Will indexing my SAS data sets help? This is one of the most frequent questions I hear in SAS Technical Support. The response is always the same: “Maybe. Tell me about your data, and what you are doing with it.” Here is a primer on effective indexing.
Indexing can improve performance in some situations, and in other situations, indexing harms performance. Several factors need to be considered:
- Is your data set large?
- Is the amount of data that you are extracting a small percentage of the total number of observations?
- Is the data refreshed frequently or seldom?
- Is the data frequently subset by the same variable or by more variables?
- Is the data sorted by those same variables?
The answers to these questions will guide you to your answer.
Size of the data set and extract
The size of the data set, the number of observations, and the percentage of the observations that will be extracted are the first questions to answer. The words large and small from the first two questions in the list above are relative terms. As a general rule, if you are extracting more than 35% of the data in a query, then an index does not provide much benefit, if any. Back to the point about large or small, if you get a 50% improvement in performance of a job that originally took 40 minutes, that’s impressive. If the job originally took 40 seconds, a 50% improvement does not seem compelling.
Data refresh, subset, and sort
Next you should consider how often the data set is refreshed or rebuilt: daily, weekly, or monthly? Creating an index is not without cost. It takes space and time to build the index. Index files can often take as much or more space than the data set itself. The amount of time required to build the index depends on the data itself. It can take from minutes to hours if the number of observations is measured by the tens or hundreds of millions. So if the data is refreshed each evening and you are going to query it once each day, it might not be worth the time and space to build index.
Likewise, if you are going to query the data multiple times using different variables each time, indexing the data set has very limited benefit, if any.
An example problem and solution
Let’s look at an example: a 30-million observation data set that’s refreshed each weekend. You need to extract data based on the state of residence of the individuals in the database. You create an index on the state, and query each state separately for additional processing. You see some performance benefit from having the index, but it does not seem to make a lot of difference, so you call SAS Technical Support to ask whether your SAS® software is broken.
As the conversation progresses, I ask whether the data set is sorted by the state variable and find out that it is not. This is important, and here’s why. When the index is built, SAS scans the data set and looks at the index variable(s) on each observation. If a new value is found, that value is added to the index table in ascending order along with the Record ID (RID) where it was found. If a duplicate value is found, only the RID is added. So the index table has ascending values of the index variable(s), and the RIDs are in ascending order.
If the data is originally organized by a date/time stamp or by an ID Number, then the entries for each state are scattered throughout the data set, which makes it take a very long time to build the index.
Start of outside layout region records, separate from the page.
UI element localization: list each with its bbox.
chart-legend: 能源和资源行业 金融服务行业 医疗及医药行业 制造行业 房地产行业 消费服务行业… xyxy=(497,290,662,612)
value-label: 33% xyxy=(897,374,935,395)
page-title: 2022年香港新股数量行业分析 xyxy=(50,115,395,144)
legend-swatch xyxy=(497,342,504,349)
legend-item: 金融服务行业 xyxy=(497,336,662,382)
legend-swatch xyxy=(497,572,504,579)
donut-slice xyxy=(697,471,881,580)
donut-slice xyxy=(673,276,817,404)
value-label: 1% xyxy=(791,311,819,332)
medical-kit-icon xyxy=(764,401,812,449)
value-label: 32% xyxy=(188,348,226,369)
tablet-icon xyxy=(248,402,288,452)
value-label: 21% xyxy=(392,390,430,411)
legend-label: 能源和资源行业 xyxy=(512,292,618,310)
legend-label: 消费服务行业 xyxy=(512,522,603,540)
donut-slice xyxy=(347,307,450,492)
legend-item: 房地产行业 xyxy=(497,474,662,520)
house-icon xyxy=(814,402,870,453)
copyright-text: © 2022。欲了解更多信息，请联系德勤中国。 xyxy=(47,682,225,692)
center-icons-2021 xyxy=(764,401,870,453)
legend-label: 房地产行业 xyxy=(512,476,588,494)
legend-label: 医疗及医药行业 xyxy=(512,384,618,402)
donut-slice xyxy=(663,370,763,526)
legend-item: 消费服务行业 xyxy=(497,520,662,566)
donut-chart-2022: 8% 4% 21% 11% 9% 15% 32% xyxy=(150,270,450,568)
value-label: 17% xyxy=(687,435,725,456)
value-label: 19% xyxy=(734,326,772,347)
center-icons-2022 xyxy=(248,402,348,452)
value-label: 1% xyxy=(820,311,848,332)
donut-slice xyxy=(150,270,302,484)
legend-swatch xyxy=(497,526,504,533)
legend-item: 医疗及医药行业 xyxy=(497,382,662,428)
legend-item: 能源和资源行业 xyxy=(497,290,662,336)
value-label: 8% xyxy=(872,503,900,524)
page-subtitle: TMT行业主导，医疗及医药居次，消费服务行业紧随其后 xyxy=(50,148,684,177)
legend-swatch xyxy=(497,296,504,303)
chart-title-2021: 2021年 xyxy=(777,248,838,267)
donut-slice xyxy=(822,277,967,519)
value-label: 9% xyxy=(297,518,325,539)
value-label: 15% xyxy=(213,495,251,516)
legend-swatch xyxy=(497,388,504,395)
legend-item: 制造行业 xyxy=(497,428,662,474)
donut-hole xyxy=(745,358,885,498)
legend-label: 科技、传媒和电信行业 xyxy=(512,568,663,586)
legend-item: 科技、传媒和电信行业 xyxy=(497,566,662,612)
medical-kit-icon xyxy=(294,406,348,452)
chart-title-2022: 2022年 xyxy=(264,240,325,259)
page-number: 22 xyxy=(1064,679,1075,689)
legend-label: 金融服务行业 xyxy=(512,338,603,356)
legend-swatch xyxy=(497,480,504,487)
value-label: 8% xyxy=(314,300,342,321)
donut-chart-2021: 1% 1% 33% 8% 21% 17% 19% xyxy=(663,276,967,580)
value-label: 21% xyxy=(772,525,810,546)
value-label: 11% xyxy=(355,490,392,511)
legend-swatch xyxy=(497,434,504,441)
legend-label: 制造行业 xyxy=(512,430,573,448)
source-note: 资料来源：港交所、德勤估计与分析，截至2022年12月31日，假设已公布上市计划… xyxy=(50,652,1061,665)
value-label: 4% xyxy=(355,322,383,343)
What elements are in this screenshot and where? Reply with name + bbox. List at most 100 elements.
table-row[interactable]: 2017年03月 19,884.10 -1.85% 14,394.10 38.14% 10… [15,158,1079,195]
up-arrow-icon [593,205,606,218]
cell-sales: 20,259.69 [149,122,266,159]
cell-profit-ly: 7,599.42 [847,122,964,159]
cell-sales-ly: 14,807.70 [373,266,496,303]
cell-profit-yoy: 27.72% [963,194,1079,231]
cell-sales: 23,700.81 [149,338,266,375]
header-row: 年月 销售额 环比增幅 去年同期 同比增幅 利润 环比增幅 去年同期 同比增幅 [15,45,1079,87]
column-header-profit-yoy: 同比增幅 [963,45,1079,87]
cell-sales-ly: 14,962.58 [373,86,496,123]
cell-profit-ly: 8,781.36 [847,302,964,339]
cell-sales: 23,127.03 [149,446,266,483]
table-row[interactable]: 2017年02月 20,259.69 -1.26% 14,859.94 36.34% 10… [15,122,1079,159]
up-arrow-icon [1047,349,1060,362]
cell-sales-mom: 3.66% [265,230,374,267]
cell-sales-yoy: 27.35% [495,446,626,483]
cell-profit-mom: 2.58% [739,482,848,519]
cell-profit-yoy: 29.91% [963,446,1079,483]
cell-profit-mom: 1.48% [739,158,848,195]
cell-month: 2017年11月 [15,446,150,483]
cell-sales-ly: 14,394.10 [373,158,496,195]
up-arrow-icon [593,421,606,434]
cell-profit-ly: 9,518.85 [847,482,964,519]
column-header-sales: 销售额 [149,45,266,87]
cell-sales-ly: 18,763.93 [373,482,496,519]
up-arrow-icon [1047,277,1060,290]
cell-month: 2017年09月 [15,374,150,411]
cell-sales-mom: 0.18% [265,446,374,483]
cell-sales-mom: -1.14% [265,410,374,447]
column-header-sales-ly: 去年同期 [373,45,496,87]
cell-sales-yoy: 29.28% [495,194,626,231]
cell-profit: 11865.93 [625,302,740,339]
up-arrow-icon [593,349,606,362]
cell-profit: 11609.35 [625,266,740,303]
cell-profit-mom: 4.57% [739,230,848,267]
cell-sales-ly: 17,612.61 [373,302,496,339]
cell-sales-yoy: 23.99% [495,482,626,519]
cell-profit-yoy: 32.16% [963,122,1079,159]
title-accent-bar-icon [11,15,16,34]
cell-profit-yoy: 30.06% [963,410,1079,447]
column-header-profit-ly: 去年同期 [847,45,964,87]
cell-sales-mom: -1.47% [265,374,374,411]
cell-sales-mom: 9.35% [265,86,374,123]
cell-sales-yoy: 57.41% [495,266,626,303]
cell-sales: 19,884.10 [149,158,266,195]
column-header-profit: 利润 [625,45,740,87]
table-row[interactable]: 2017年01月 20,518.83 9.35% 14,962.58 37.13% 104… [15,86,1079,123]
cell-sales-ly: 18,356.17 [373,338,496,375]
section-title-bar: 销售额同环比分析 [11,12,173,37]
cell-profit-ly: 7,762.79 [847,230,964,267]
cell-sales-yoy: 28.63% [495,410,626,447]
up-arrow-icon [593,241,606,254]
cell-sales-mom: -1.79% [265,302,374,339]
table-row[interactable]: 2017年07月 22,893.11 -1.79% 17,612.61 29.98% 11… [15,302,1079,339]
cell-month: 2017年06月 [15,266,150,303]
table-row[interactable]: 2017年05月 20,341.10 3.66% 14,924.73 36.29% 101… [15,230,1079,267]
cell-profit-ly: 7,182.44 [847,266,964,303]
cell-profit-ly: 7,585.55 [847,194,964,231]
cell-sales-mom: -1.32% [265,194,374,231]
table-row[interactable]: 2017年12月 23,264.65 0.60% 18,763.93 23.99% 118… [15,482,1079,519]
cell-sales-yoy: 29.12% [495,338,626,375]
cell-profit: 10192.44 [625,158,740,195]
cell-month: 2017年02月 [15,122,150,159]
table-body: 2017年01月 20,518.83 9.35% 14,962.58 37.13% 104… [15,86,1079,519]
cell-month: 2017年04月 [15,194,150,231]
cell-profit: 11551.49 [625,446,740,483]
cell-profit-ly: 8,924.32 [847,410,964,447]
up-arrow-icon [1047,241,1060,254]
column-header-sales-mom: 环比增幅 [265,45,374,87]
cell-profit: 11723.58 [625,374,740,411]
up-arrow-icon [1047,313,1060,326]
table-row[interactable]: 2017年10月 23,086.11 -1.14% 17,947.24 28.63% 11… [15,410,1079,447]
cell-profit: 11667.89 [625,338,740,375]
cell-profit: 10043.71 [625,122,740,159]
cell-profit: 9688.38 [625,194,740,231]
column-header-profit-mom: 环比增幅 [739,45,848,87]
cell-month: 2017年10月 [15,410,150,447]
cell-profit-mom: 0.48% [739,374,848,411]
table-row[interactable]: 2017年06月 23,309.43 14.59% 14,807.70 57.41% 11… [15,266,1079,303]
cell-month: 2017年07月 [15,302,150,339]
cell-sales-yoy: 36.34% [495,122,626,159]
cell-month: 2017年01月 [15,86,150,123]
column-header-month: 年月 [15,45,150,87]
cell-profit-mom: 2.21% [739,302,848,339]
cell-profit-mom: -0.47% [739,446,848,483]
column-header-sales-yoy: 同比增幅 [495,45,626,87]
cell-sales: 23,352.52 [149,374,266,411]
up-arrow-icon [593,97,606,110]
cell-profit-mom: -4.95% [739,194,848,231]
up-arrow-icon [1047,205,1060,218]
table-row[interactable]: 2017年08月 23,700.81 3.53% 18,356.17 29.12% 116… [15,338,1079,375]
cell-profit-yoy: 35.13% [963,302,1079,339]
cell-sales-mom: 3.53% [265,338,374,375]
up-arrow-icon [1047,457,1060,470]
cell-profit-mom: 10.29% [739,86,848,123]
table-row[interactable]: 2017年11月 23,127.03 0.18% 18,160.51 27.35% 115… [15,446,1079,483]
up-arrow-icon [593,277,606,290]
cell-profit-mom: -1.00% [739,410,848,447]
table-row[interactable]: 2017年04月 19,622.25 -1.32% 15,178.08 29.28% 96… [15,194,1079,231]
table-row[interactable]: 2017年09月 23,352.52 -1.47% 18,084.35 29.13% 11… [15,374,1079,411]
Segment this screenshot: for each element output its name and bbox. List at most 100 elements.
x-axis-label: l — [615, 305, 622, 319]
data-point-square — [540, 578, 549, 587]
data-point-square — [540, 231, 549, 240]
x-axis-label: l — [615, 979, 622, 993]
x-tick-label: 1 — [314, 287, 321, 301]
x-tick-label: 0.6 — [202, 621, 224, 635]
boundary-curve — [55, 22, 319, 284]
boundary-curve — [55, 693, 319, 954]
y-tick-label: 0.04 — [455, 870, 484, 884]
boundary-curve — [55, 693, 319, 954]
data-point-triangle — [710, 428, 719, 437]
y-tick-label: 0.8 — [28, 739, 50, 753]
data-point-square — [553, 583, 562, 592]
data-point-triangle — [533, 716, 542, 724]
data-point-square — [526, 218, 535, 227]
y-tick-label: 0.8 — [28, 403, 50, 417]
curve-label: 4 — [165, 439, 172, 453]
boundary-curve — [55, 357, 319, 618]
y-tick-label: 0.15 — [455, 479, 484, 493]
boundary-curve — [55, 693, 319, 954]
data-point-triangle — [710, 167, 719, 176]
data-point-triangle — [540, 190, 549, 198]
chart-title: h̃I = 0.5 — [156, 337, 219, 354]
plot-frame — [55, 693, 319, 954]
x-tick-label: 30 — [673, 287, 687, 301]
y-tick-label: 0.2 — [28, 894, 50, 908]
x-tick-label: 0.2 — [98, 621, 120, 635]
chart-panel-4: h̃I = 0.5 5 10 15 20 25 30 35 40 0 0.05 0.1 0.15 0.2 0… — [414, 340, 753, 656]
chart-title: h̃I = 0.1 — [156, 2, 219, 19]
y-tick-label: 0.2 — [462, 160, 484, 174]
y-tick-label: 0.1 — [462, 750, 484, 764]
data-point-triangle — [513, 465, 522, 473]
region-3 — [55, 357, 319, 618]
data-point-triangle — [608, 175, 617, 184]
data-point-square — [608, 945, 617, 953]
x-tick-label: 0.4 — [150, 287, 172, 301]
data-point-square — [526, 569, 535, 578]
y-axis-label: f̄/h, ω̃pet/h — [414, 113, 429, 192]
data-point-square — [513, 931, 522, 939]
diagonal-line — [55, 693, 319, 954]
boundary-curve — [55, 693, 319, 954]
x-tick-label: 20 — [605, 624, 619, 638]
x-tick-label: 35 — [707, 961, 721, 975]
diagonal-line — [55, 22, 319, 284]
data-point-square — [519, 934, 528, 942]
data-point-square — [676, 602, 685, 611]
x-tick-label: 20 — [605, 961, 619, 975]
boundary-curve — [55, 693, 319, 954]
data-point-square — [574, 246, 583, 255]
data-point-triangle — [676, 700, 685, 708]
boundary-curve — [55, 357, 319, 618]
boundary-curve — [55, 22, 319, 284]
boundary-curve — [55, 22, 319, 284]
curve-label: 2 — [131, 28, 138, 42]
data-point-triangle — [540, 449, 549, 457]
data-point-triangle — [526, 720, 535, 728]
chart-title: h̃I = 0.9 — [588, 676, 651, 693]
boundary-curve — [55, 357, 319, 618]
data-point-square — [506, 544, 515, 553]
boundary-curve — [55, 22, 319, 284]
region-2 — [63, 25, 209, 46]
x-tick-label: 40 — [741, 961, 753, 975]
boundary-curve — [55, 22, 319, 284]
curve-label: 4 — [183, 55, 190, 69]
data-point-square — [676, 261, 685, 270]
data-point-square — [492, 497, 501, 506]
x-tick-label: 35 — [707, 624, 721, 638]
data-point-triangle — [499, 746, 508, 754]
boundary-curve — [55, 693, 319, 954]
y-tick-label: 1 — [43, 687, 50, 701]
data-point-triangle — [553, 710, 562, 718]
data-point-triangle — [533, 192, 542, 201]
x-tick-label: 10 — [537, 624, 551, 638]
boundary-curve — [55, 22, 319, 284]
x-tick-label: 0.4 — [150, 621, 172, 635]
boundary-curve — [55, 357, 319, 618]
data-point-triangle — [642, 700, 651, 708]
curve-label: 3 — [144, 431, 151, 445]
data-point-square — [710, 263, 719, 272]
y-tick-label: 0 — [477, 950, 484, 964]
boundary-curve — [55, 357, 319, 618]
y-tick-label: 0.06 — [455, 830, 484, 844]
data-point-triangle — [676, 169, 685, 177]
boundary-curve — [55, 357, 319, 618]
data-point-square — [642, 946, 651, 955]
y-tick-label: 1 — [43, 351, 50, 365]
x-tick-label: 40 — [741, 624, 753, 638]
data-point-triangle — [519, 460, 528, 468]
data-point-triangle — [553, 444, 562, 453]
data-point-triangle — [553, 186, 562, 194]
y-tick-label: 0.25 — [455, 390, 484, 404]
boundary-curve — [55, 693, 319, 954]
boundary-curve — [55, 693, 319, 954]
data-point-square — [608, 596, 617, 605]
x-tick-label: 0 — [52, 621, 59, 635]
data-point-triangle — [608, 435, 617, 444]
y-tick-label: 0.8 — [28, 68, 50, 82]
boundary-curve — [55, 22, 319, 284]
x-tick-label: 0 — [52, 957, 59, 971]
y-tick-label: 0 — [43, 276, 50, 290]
Even when using the index to retrieve the data, SAS has to scan through most, if not all, of the data set.
The fix is simple: sort the data set first by state, and then create the index. Yes, it takes time to sort the data. However, the index will build in less time, and the speed of the query will amaze you. Without first sorting the data, you can start the query, have time to fill your coffee cup, have a brief conversation, and still get back to your computer before the extract is done. By sorting first and then creating the index, you might not have time to get out of your chair before the query is done.
One final point to note...
A subsetting IF statement does not use an index. Only a WHERE statement or a WHERE clause uses an index.